Apply DQN in gym environment in MountainCar-v0

一、Gym Environment

首先启动环境,采取随机的动作后会返回几个变量,简单的代码过程如下:

env = gym.make('MountainCar-v1') # 打开一个环境,这个环境是修改后的后面会讲
env.reset() # 重置环境
action = env.action_space.sample() # 从动作空间里随机采样一个动作
state, reward, done, info = env.step(action) # 采取动作后,获得了状态,奖励,是否完成和info额外信息。
1.1 ACTION SPACE

动作空间有三个,分别是左,原地不动和右,离散的形式为action=[0,1,2]

1.2 STATE SPACE

原本的状态是两个,分别是车辆的位置和速度,离散的形式为state=[position,velocity]

其中,position=[-0.6,0.6],velocity=[-0.1,0.1]

传统的方法是通过确定的状态来更新Q-value,本实验将不同的图片帧作为状态,通过卷积神经网络输出一个Q-value,进一步再选择动作。

1.3 REWARD

奖励为-1 / time step

1.4 DONE

一般是DONE=FALSE,当完成任务后,DONE=TRUE,然而内置版本设定为200个episode没有到达终点,则环境重置env.reset()

❗️由于重置后Done会重新设置为True,而到达终点时候的Done也是True,多数情况下,很难在200个episode中收敛,不利于训练,因此在注册函数中更改一下信息。

位置为:XXX/anaconda3/envs/py36/lib/python3.6/site-packages/gym/envs/__init__.py

打开后可以看到有如下两个版本,分别是离散连续的两种情况。

复制粘贴第一个环境,修改最大episode为100000后,注册为MountainCar-v1并且保存。

register(
    id='MountainCar-v0',
    entry_point='gym.envs.classic_control:MountainCarEnv',
    max_episode_steps=200,
    reward_threshold=-110.0,
)
register(
    id='MountainCarContinuous-v0',
    entry_point='gym.envs.classic_control:Continuous_MountainCarEnv',
    max_episode_steps=999,
    reward_threshold=90.0,
)
# 新注册一个环境
register(
    id='MountainCar-v1',
    entry_point='gym.envs.classic_control:MountainCarEnv',
    max_episode_steps=100000,
    reward_threshold=-110.0,
)

2021.3.26 补充一下另一种修改gym最大episode的方式

import gym
env = gym.make("CartPole-v0")
print("The default max episode is",env._max_episode_steps)
env._max_episode_steps = 500
print("After changing, the max episode is",env._max_episode_steps)

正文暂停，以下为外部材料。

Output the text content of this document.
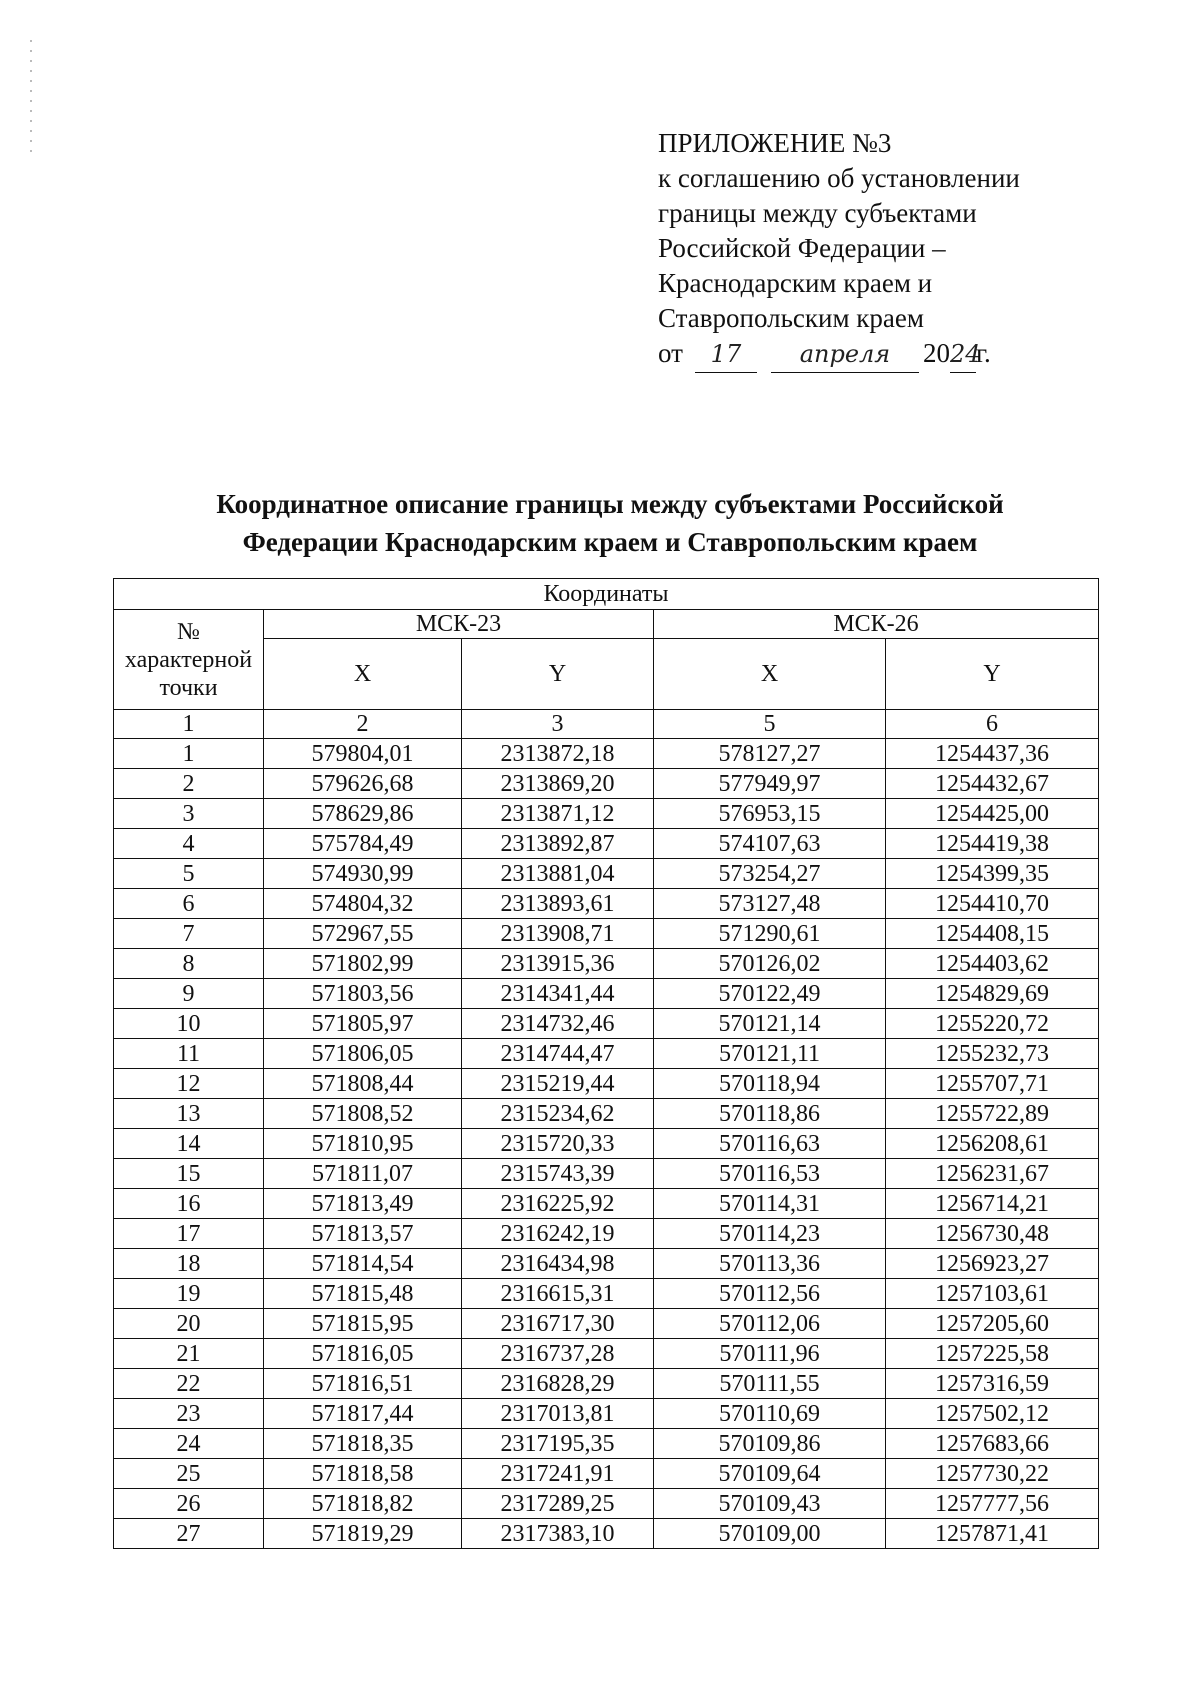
ПРИЛОЖЕНИЕ №3
к соглашению об установлении
границы между субъектами
Российской Федерации –
Краснодарским краем и
Ставропольским краем
от 17 апреля 2024г.
Координатное описание границы между субъектами Российской
Федерации Краснодарским краем и Ставропольским краем
Координаты				
№ характерной точки	МСК-23		МСК-26	
	X	Y	X	Y
1	2	3	5	6
1	579804,01	2313872,18	578127,27	1254437,36
2	579626,68	2313869,20	577949,97	1254432,67
3	578629,86	2313871,12	576953,15	1254425,00
4	575784,49	2313892,87	574107,63	1254419,38
5	574930,99	2313881,04	573254,27	1254399,35
6	574804,32	2313893,61	573127,48	1254410,70
7	572967,55	2313908,71	571290,61	1254408,15
8	571802,99	2313915,36	570126,02	1254403,62
9	571803,56	2314341,44	570122,49	1254829,69
10	571805,97	2314732,46	570121,14	1255220,72
11	571806,05	2314744,47	570121,11	1255232,73
12	571808,44	2315219,44	570118,94	1255707,71
13	571808,52	2315234,62	570118,86	1255722,89
14	571810,95	2315720,33	570116,63	1256208,61
15	571811,07	2315743,39	570116,53	1256231,67
16	571813,49	2316225,92	570114,31	1256714,21
17	571813,57	2316242,19	570114,23	1256730,48
18	571814,54	2316434,98	570113,36	1256923,27
19	571815,48	2316615,31	570112,56	1257103,61
20	571815,95	2316717,30	570112,06	1257205,60
21	571816,05	2316737,28	570111,96	1257225,58
22	571816,51	2316828,29	570111,55	1257316,59
23	571817,44	2317013,81	570110,69	1257502,12
24	571818,35	2317195,35	570109,86	1257683,66
25	571818,58	2317241,91	570109,64	1257730,22
26	571818,82	2317289,25	570109,43	1257777,56
27	571819,29	2317383,10	570109,00	1257871,41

The default max episode is 200
After changing, the max episode is 500

二、Deep Q-learning

2.1 Preprocess Frame

事实上,在训练时候并不需要那么大的图片,主要分为以下操作过程:

  • RGB的图片转换成黑白图像
  • (可选择)剪裁掉没有用的区域,例如游戏的计分板区域
  • 归一化,将像素值转换为[0,1]之间,减少计算量
  • 再次改变大小,将图片转换成[84,84]的区域。
def preprocess_frame(frame):
    gray = rgb2gray(frame)
   #crop the frame
   #cropped_frame = gray[:,:]
    normalized_frame = gray/255.0
    preprocessed_frame = transform.resize(normalized_frame, [84,84])
    return preprocessed_frame
2.2 Stack Frames

将每四帧图片堆叠在一起,因此得到的图像大小为[84,84,4]

此时需要分两种情况讨论,首先建立一个双端队列deque,每个位置的大小为[84,84],最大队列长度为4

  • 新的episode(DONE=True

    • 初始化,将第一帧复制四份填满这个队列
  • 当前episode还未结束(DONE=False

    • 将最新的帧添加到队列中,并且旧的帧自动移除队列

def stack_frames(stacked_frames, state, is_new_episode):
    # Preprocess frame
    frame = preprocess_frame(state)
    
    if is_new_episode:
        # Clear our stacked_frames
        stacked_frames = deque([np.zeros((84,84), dtype=np.int) for i in range(stack_size)], maxlen=4)
        
        # Because we're in a new episode, copy the same frame 4x
        stacked_frames.append(frame)
        stacked_frames.append(frame)
        stacked_frames.append(frame)
        stacked_frames.append(frame)
        
        # Stack the frames
        stacked_state = np.stack(stacked_frames, axis=2)
        
    else:
        # Append frame to deque, automatically removes the oldest frame
        stacked_frames.append(frame)

        # Build the stacked state (first dimension specifies different frames)
        stacked_state = np.stack(stacked_frames, axis=2) 
    
    return stacked_state, stacked_frames

在存储图片后,也可以通过读取的方式显示这些图片。

batch_size = 64
# 调用DQN类,创建一个memory
memory = DQNetwork()

replay_batch = memory.sample(batch_size) 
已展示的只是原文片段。